- Born: Manonmoney Ama Pillay 30 November 1908 Pretoria, South Africa
- Died: 25 December 1993 (aged 85)
- Spouse: Naransamy Roy Naidoo ​ ​(m. 1934; died 1953)​
- Children: 5, including Shanthie and Indres
- Relatives: Thambi Naidoo (father-in-law)

= Ama Naidoo =

South African anti-apartheid activist

Manonmoney Ama Naidoo OLS (née Pillay; 30 November 1908 - 25 December 1993) or Ama Naidoo was a South African anti-apartheid activist.

==Family and early life==
Naidoo was of South African Indian descent and was born in Asiatic Bazaar Pretoria. She had her primary school education in the Pretoria primary school. She was the only daughter and had 8 brothers. Her parents had a family business.

She had to care for the family and home and hence she did not pursue an independent career. In 1934 at the age of 26 she married Naransamy Roy Naidoo. He was the son of one of Mahatma Gandhi’s closest friends and a dedicated Satyagrahi, Thambi Naidoo. He sent his children to live and learn under the tutelage of Gandhi at the Tolstoy Farm in Johannesburg.

Roy Naidoo was among the children who went to Tolstoy Farm where he received training in simple living and self-sufficiency. In 1914 after Gandhi finally left South Africa, Roy Naidoo together with the Phoenix boys went to Rabindranath Tagore's Ashram, Shantiniketan where they lived for two years and received some training in arts and crafts as well as Indian culture and language. The party then moved to Sabarmati Ashram.

==Political activism==
Naidoo's husband Roy returned home to South Africa in 1928. He began work with the trade union movement and joined the Communist Party of South Africa CPSA. Naidoo worked closely with him. She joined him in the 1946 Passive Resistance campaigns and courted imprisonment which she served bravely.

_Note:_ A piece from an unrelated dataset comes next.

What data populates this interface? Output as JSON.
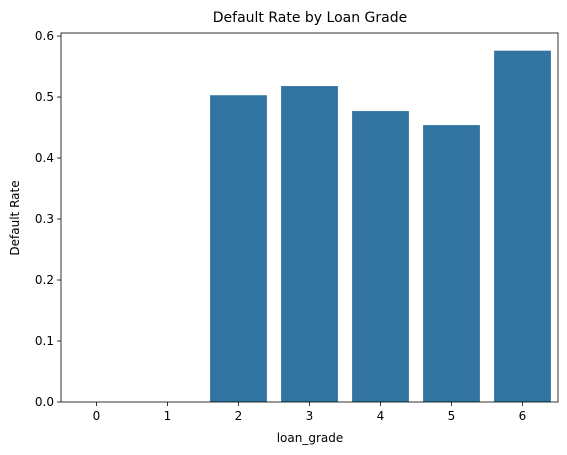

In 1952 she again joined the defiance campaign and was again imprisoned. In 1954 she joined the Federation of South African Women (FEDSAW) and was elected on to its executive committee. She attended the Kliptown People’s Congress and participated in the adoption of the Freedom Charter. In 1956 she marched to the Union buildings with 20,000 women against the pass laws. She participated in almost all the campaigns and marches held in Johannesburg. There were candlelight processions, night vigils, and in 1963 she marched to the Union Buildings in protest against the formation of the South African Indian Council created by the apartheid government. She was outspoken and ready to participate in political activity.

She watched all her children (Shanthie, Indres, Murthie, Ramnie and Prema) being imprisoned, detained, tortured and harassed by the apartheid security police but remained steadfast right to the end. The Naidoo home was always a hive of activity. Leaders such as Moses Kotane, Nelson Mandela, Walter Sisulu and many others were constant visitors. Mandela enjoyed her crab curries.

==Death==
On 25 December 1993 she died, just under two years prior to South Africa's first multiracial elections held under a universal franchise.

Naidoo was posthumously awarded an Order of Luthuli in Silver in 2006.